In the early 1990s, a group of concerned citizens in Norman, Oklahoma, began to lobby for a new museum facility to better care for the state’s collection of natural and cultural artifacts. The group ultimately secured a special election in 1992, which concluded with the citizens of Norman pledging a $5 million bond commitment for the construction of a new museum facility, contingent on the state of Oklahoma and private donors raising $30 million. A statewide bond election passed, securing the state of Oklahoma’s $15 million financial commitment. Shortly after, a $10 million donation from the Samuel Roberts Noble Foundation and affiliates secured both the facility’s official name, the Sam Noble Oklahoma Museum of Natural History, and most of the remaining funds needed for the facility’s construction with help from other key donors and supporters.
Groundbreaking for the Sam Noble Oklahoma Museum of Natural History took place in 1996, and the new museum building was officially opened to the public in May 2000.

Permanent Exhibits

Hall of Ancient Life

Stretching back into the prehistory of Oklahoma, the Siegfried Family Hall of Ancient Life extends from the formation of Planet Earth up to the most recent Ice Age. The gallery features detailed models, interactive tools, detailed dioramas of cast fossil specimens and original fossil specimens.
  • Clash of the Titans – The Jon Rex and Ann Jones & Jonny and Brenda Jones Clash of the Titans is the largest exhibit featured in the Hall of Ancient Life. It depicts Oklahoma’s state fossil, the large carnivore Saurophaganax maximus challenging a representation of the largest known Apatosaurus , reconstructed by upscaling smaller apatosaur fossil specimens to match the largest known pieces currently preserved in the Sam Noble Museum’s vertebrate paleontology collection.
  • Pentaceratops – The Hall of Ancient Life also features an original, nearly complete mounted fossilized skeleton of Pentaceratops, arguably classified by some as Titanoceratops ouranos. This specimen currently holds the Guinness World Record for the largest skull of any known land animal in recorded history.

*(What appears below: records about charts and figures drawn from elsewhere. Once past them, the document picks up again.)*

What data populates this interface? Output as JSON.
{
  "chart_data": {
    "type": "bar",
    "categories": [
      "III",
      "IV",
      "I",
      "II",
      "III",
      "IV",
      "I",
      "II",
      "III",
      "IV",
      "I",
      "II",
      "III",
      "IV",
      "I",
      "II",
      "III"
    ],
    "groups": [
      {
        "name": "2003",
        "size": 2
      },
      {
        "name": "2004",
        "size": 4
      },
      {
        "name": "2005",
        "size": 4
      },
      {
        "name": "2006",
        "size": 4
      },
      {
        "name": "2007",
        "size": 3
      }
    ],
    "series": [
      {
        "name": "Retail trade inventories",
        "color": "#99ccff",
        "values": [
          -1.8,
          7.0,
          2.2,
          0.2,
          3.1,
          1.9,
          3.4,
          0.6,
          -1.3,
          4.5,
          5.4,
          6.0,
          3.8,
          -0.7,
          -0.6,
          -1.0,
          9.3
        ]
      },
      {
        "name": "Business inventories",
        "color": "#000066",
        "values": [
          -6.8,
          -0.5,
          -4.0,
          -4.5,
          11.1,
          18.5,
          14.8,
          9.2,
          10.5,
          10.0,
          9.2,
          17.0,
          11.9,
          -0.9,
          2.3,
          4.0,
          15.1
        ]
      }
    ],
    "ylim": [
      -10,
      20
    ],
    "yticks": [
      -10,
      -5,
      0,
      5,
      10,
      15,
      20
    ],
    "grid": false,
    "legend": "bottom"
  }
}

    Hall of the People of Oklahoma

The McCasland Foundation Hall of the People of Oklahoma traces the 30,000-year history of Native inhabitants of Oklahoma and North America. Exhibits detail the earliest known evidence of human activity in Oklahoma, continuing up to the present, and examining what it means to be a Native American in Oklahoma today.
  • Cooper Skull – Highlights within the Hall of the People of Oklahoma include the “Cooper Skull,” a skull of a now extinct bison species, painted with a red zigzag pattern. At 10,000 years old, it is the oldest known painted object in North America.

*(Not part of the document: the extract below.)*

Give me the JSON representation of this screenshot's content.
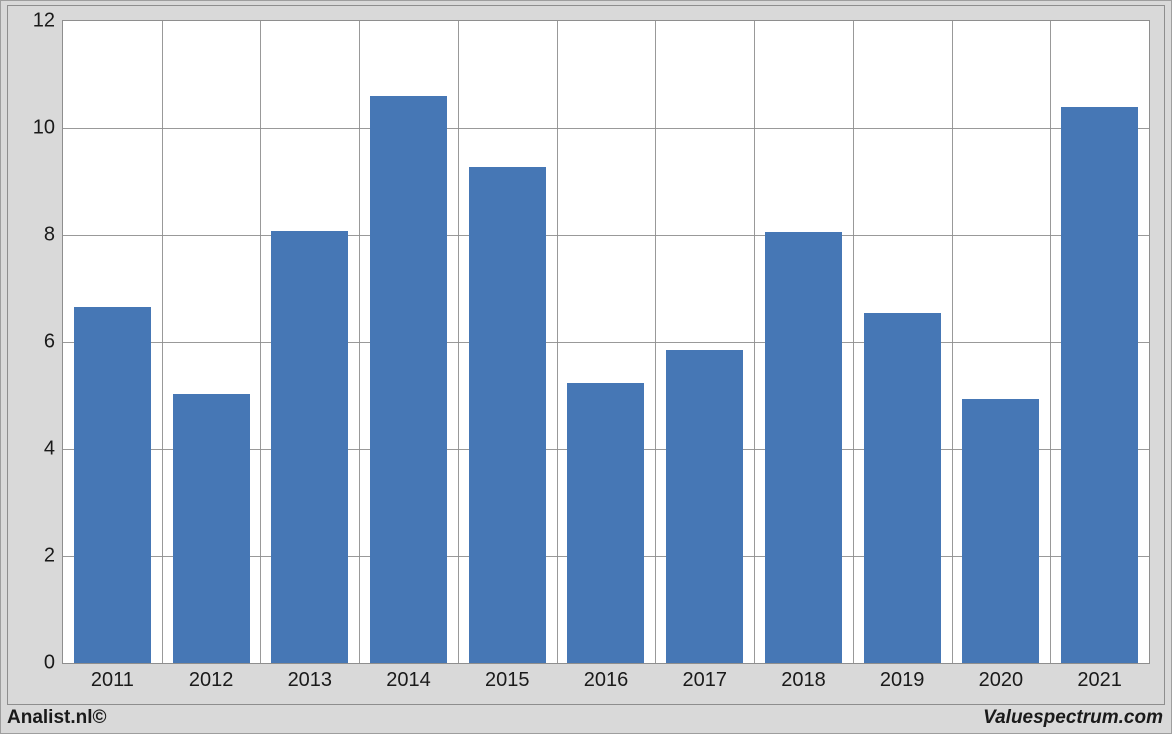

    Hall of World Cultures

The Merkel Family Foundation Gallery of World Cultures features objects and artifacts of traditional art and material culture from around the world, chosen from the museum’s diverse ethnology collection. The gallery also includes a large section of mosaic found in Antioch and dating to around 100 CE.

Hall of Natural Wonders

The Noble Drilling Corporation Hall of Natural Wonders highlights the biodiversity found across Oklahoma. Immersion-style dioramas aim to surround visitors with both the sights and sounds of unique biomes and environments native to the state. From the Ozark highlands, limestone caves, mixed grass prairies, to the Black Mesa, the habitats of Oklahoma all come together in some of the most recent and interactive additions to the Sam Noble Museum.